After the release of “Z," SZA went radio silent. Embarking on what would become a three-year hiatus, the artist struggled with her debut album, even exclaiming to Twitter last fall that she was “quitting music." Fortunately, the since-deleted tweet never came to fruition. But, the conflicts SZA faced when making “Ctrl” is evident on the album, which released last month. The soulful diary is reminiscent of a Frank Ocean project: laid back tracks tinged with sadness, all accompanied with the smoothest vocals full of feeling.


“Drew Barrymore” is the album’s single and SZA’s best track to date. Named after the singer’s favorite actress and muse, the tune expresses the same self-doubt and emotive yearnings SZA expresses frequently, but the guitar-heavy production and stronger-than-usual vocals make SZA’s plea more fervent, more honest than her earlier work.

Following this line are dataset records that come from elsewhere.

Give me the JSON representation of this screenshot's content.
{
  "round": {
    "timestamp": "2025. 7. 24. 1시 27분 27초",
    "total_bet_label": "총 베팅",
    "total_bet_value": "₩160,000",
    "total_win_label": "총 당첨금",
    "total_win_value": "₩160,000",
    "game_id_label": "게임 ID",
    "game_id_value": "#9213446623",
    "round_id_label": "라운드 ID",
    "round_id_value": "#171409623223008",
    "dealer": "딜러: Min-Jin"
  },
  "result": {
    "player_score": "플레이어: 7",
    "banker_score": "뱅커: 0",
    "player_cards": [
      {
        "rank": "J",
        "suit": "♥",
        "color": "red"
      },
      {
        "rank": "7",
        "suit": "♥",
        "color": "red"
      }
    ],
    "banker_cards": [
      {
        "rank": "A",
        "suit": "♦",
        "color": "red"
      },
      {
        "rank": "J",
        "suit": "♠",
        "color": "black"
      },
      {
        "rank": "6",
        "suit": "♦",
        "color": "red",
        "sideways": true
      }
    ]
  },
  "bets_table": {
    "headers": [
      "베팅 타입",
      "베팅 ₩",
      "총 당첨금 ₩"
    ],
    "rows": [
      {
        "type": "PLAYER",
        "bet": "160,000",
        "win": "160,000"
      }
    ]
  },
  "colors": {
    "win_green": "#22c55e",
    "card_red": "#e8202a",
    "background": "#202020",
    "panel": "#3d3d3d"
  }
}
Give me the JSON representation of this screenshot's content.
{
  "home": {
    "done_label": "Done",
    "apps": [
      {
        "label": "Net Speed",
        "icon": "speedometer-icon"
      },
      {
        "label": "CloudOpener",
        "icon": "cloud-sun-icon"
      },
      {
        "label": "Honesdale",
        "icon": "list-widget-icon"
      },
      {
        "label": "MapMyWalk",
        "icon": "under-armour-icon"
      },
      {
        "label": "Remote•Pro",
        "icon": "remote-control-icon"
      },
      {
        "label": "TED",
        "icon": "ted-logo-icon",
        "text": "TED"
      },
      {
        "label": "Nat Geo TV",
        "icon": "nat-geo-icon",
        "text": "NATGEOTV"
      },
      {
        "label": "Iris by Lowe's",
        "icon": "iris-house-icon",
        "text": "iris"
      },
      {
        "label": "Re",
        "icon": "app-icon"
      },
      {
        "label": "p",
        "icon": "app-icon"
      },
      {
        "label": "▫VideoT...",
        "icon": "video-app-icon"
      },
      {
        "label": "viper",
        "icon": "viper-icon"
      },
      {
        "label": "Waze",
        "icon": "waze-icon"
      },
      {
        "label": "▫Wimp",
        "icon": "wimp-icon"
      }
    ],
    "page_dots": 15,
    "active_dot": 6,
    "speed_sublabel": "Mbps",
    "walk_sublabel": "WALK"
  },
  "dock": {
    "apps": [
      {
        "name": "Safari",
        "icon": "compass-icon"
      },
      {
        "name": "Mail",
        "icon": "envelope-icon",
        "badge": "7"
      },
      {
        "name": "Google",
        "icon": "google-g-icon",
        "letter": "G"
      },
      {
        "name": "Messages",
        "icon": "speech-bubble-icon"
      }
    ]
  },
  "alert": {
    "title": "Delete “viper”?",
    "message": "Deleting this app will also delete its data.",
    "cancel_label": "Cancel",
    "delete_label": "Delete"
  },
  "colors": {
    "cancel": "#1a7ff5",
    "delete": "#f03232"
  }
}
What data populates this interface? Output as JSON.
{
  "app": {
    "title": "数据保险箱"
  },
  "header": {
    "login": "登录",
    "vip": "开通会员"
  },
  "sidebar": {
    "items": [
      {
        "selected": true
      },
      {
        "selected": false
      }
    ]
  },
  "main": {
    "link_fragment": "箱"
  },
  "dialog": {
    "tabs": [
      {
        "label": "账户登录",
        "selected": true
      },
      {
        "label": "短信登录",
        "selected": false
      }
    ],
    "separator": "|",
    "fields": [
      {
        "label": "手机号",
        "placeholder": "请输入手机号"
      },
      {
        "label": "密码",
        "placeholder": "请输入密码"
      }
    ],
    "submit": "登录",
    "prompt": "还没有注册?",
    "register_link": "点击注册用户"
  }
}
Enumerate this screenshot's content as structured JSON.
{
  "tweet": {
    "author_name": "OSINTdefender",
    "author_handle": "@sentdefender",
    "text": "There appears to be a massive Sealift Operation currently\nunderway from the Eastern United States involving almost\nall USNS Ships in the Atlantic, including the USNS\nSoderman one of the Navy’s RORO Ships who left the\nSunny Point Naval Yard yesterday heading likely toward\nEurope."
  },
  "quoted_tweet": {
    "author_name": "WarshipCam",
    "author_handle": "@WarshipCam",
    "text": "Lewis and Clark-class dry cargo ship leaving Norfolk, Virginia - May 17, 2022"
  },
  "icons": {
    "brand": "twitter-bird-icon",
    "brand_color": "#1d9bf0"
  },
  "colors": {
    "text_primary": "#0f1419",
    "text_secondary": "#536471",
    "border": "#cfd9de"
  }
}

Inspired by many of Barrymore’s films and other classic rom-coms, her album harkens back to days of brooding high school romance, but her insecurities and revelations about a push-pull relationship evokes a much more mature vibe. And it’s not only a doomed relationship that SZA exhausted, you get the sense the years-long battle to create this album left the artist fatigued, evident in her tired vocals throughout the album.


“Supermodel” is perhaps the rawest on an album stripped of superficialities, SZA spouts anger, desperation and depression at an ex over a light melody. She oscillates the entire song, “I'm writing this letter to let you know / I'm really leaving” in the opening lines to “but I need you” by the chorus.


SZA’s soft voice coats the often times depressing and sometimes profane with a sweetness that lets her hard truths and painful revelations go down smooth. Her ability to soar on a solo ballad or effortlessly collaborate with artists is indicative of the vulnerability SZA allows to be heard, her profound honesty rendering any song a success.


Hopefully, after her tour with Bryson Tiller and  her own North American tour, SZA will embark on a lighter, happier chapter of her music career. But until then, she has gifted the world an exquisitely sincere album that serves as a perfect anathema to the soulless pop flooding our radio waves.